Can Not Get Cluster Up

Valentin_Kasas · February 26, 2015, 4:24pm

Le jeu. 26 févr. 2015 à 16:56, James Nugent [email protected] a écrit :

Valentin_Kasas · February 26, 2015, 5:17pm

As I said, this is quite dirty for the moment.

So far I use the following two recipes :

install : downloads and unzip eventstore binaries, creates folders for db and logs, and installs the daemonize package, nothing fancy here.

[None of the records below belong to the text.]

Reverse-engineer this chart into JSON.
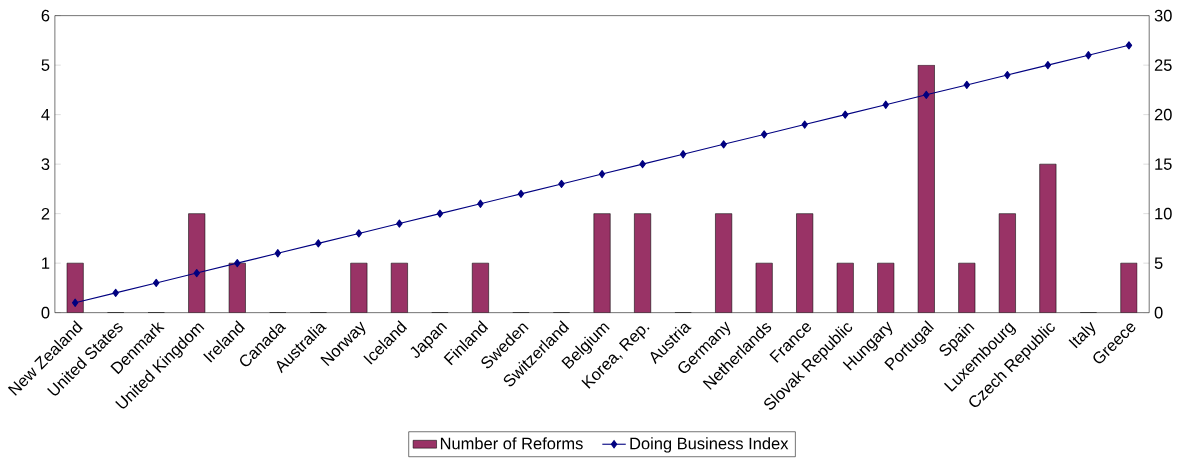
{
  "chart_data": {
    "type": "bar",
    "categories": [
      "New Zealand",
      "United States",
      "Denmark",
      "United Kingdom",
      "Ireland",
      "Canada",
      "Australia",
      "Norway",
      "Iceland",
      "Japan",
      "Finland",
      "Sweden",
      "Switzerland",
      "Belgium",
      "Korea, Rep.",
      "Austria",
      "Germany",
      "Netherlands",
      "France",
      "Slovak Republic",
      "Hungary",
      "Portugal",
      "Spain",
      "Luxembourg",
      "Czech Republic",
      "Italy",
      "Greece"
    ],
    "series": [
      {
        "name": "Number of Reforms",
        "color": "#993366",
        "values": [
          1,
          0,
          0,
          2,
          1,
          0,
          0,
          1,
          1,
          0,
          1,
          0,
          0,
          2,
          2,
          0,
          2,
          1,
          2,
          1,
          1,
          5,
          1,
          2,
          3,
          0,
          1
        ]
      },
      {
        "name": "Doing Business Index",
        "type": "line",
        "axis": "y2",
        "color": "#000080",
        "marker": "diamond",
        "values": [
          1,
          2,
          3,
          4,
          5,
          6,
          7,
          8,
          9,
          10,
          11,
          12,
          13,
          14,
          15,
          16,
          17,
          18,
          19,
          20,
          21,
          22,
          23,
          24,
          25,
          26,
          27
        ]
      }
    ],
    "ylim": [
      0,
      6
    ],
    "yticks": [
      0,
      1,
      2,
      3,
      4,
      5,
      6
    ],
    "y2lim": [
      0,
      30
    ],
    "y2ticks": [
      0,
      5,
      10,
      15,
      20,
      25,
      30
    ],
    "legend": "bottom",
    "grid": false
  }
}
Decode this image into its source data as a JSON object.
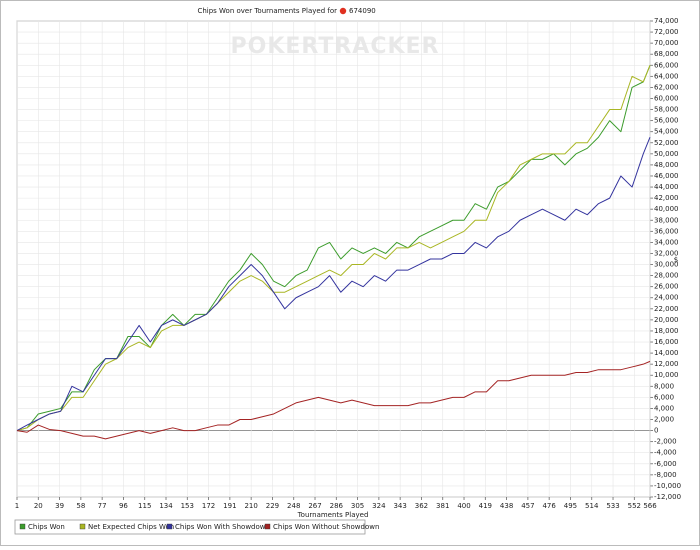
{
  "chart_data": {
    "type": "line",
    "title": "Chips Won over Tournaments Played for",
    "player": "674090",
    "watermark": "POKERTRACKER",
    "x_label": "Tournaments Played",
    "y_label": "$",
    "grid": true,
    "legend": "bottom",
    "x": [
      1,
      10,
      20,
      30,
      40,
      50,
      60,
      70,
      80,
      90,
      100,
      110,
      120,
      130,
      140,
      150,
      160,
      170,
      180,
      190,
      200,
      210,
      220,
      230,
      240,
      250,
      260,
      270,
      280,
      290,
      300,
      310,
      320,
      330,
      340,
      350,
      360,
      370,
      380,
      390,
      400,
      410,
      420,
      430,
      440,
      450,
      460,
      470,
      480,
      490,
      500,
      510,
      520,
      530,
      540,
      550,
      560,
      566
    ],
    "xlim": [
      1,
      566
    ],
    "xticks": [
      1,
      20,
      39,
      58,
      77,
      96,
      115,
      134,
      153,
      172,
      191,
      210,
      229,
      248,
      267,
      286,
      305,
      324,
      343,
      362,
      381,
      400,
      419,
      438,
      457,
      476,
      495,
      514,
      533,
      552,
      566
    ],
    "ylim": [
      -12000,
      74000
    ],
    "yticks": [
      {
        "value": -12000,
        "label": "-12,000"
      },
      {
        "value": -10000,
        "label": "-10,000"
      },
      {
        "value": -8000,
        "label": "-8,000"
      },
      {
        "value": -6000,
        "label": "-6,000"
      },
      {
        "value": -4000,
        "label": "-4,000"
      },
      {
        "value": -2000,
        "label": "-2,000"
      },
      0,
      {
        "value": 2000,
        "label": "2,000"
      },
      {
        "value": 4000,
        "label": "4,000"
      },
      {
        "value": 6000,
        "label": "6,000"
      },
      {
        "value": 8000,
        "label": "8,000"
      },
      {
        "value": 10000,
        "label": "10,000"
      },
      {
        "value": 12000,
        "label": "12,000"
      },
      {
        "value": 14000,
        "label": "14,000"
      },
      {
        "value": 16000,
        "label": "16,000"
      },
      {
        "value": 18000,
        "label": "18,000"
      },
      {
        "value": 20000,
        "label": "20,000"
      },
      {
        "value": 22000,
        "label": "22,000"
      },
      {
        "value": 24000,
        "label": "24,000"
      },
      {
        "value": 26000,
        "label": "26,000"
      },
      {
        "value": 28000,
        "label": "28,000"
      },
      {
        "value": 30000,
        "label": "30,000"
      },
      {
        "value": 32000,
        "label": "32,000"
      },
      {
        "value": 34000,
        "label": "34,000"
      },
      {
        "value": 36000,
        "label": "36,000"
      },
      {
        "value": 38000,
        "label": "38,000"
      },
      {
        "value": 40000,
        "label": "40,000"
      },
      {
        "value": 42000,
        "label": "42,000"
      },
      {
        "value": 44000,
        "label": "44,000"
      },
      {
        "value": 46000,
        "label": "46,000"
      },
      {
        "value": 48000,
        "label": "48,000"
      },
      {
        "value": 50000,
        "label": "50,000"
      },
      {
        "value": 52000,
        "label": "52,000"
      },
      {
        "value": 54000,
        "label": "54,000"
      },
      {
        "value": 56000,
        "label": "56,000"
      },
      {
        "value": 58000,
        "label": "58,000"
      },
      {
        "value": 60000,
        "label": "60,000"
      },
      {
        "value": 62000,
        "label": "62,000"
      },
      {
        "value": 64000,
        "label": "64,000"
      },
      {
        "value": 66000,
        "label": "66,000"
      },
      {
        "value": 68000,
        "label": "68,000"
      },
      {
        "value": 70000,
        "label": "70,000"
      },
      {
        "value": 72000,
        "label": "72,000"
      },
      {
        "value": 74000,
        "label": "74,000"
      }
    ],
    "series": [
      {
        "name": "Chips Won",
        "color": "#3c9c2c",
        "values": [
          0,
          500,
          3000,
          3500,
          4000,
          7000,
          7000,
          11000,
          13000,
          13000,
          17000,
          17000,
          15000,
          19000,
          21000,
          19000,
          21000,
          21000,
          24000,
          27000,
          29000,
          32000,
          30000,
          27000,
          26000,
          28000,
          29000,
          33000,
          34000,
          31000,
          33000,
          32000,
          33000,
          32000,
          34000,
          33000,
          35000,
          36000,
          37000,
          38000,
          38000,
          41000,
          40000,
          44000,
          45000,
          47000,
          49000,
          49000,
          50000,
          48000,
          50000,
          51000,
          53000,
          56000,
          54000,
          62000,
          63000,
          66000
        ]
      },
      {
        "name": "Net Expected Chips Won",
        "color": "#a9b624",
        "values": [
          0,
          500,
          2000,
          3000,
          3500,
          6000,
          6000,
          9000,
          12000,
          13000,
          15000,
          16000,
          15000,
          18000,
          19000,
          19000,
          20000,
          21000,
          23000,
          25000,
          27000,
          28000,
          27000,
          25000,
          25000,
          26000,
          27000,
          28000,
          29000,
          28000,
          30000,
          30000,
          32000,
          31000,
          33000,
          33000,
          34000,
          33000,
          34000,
          35000,
          36000,
          38000,
          38000,
          43000,
          45000,
          48000,
          49000,
          50000,
          50000,
          50000,
          52000,
          52000,
          55000,
          58000,
          58000,
          64000,
          63000,
          66000
        ]
      },
      {
        "name": "Chips Won With Showdown",
        "color": "#34349e",
        "values": [
          0,
          1000,
          2000,
          3000,
          3500,
          8000,
          7000,
          10000,
          13000,
          13000,
          16000,
          19000,
          16000,
          19000,
          20000,
          19000,
          20000,
          21000,
          23000,
          26000,
          28000,
          30000,
          28000,
          25000,
          22000,
          24000,
          25000,
          26000,
          28000,
          25000,
          27000,
          26000,
          28000,
          27000,
          29000,
          29000,
          30000,
          31000,
          31000,
          32000,
          32000,
          34000,
          33000,
          35000,
          36000,
          38000,
          39000,
          40000,
          39000,
          38000,
          40000,
          39000,
          41000,
          42000,
          46000,
          44000,
          50000,
          53000
        ]
      },
      {
        "name": "Chips Won Without Showdown",
        "color": "#a42424",
        "values": [
          0,
          -300,
          1000,
          200,
          0,
          -500,
          -1000,
          -1000,
          -1500,
          -1000,
          -500,
          0,
          -500,
          0,
          500,
          0,
          0,
          500,
          1000,
          1000,
          2000,
          2000,
          2500,
          3000,
          4000,
          5000,
          5500,
          6000,
          5500,
          5000,
          5500,
          5000,
          4500,
          4500,
          4500,
          4500,
          5000,
          5000,
          5500,
          6000,
          6000,
          7000,
          7000,
          9000,
          9000,
          9500,
          10000,
          10000,
          10000,
          10000,
          10500,
          10500,
          11000,
          11000,
          11000,
          11500,
          12000,
          12500
        ]
      }
    ]
  }
}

configure_cluster : that was the “tricky” part (but mainly due to my total lack of experience with chef, opsworks or even ruby). Since DNS discovery wasn’t an option, I had to properly build a gossip seed, which implies that each node must know the IPs of (some) other node in the cluster. To achieve that, I had to put this recipe in the “Configure” step of opsworks lifecycle (this step is executed each time a machine comes up or goes down in the entire stack). The recipe creates a simple script (from the startup_node.sh.erb template) that’s responsible for starting the node with all the required configuration options (but leaving the gossip seed as an environment variable). When there are enough ready machines in the layer the recipe is able to build the gossip seed using the IPs of the others machines and launch the startup script. Guards ensure that further “Configure” events don’t trigger the (useless) restart of a running node.

This is a rather early draft : there are still many hardcoded bits that need to be cleaned up, restart after failure are not handled yet, etc… I’ll publish a full cookbook repository when I have something more suitable for production use.

Cheers

Le jeu. 26 févr. 2015 à 17:24, Valentin Kasas [email protected] a écrit :

Phil_Bolduc · March 1, 2015, 8:45am

Do not forget about ensuring all of your resources (storage accounts / cloud services / VMs) are in the same affinity group. Using affinity groups will ensure your resources are provisioned close to each other in the data center.

You also want to ensure you are using Availability Sets so Azure does not put all of your VMs in the same rack/server with a single point of failure (top of rack router or single host).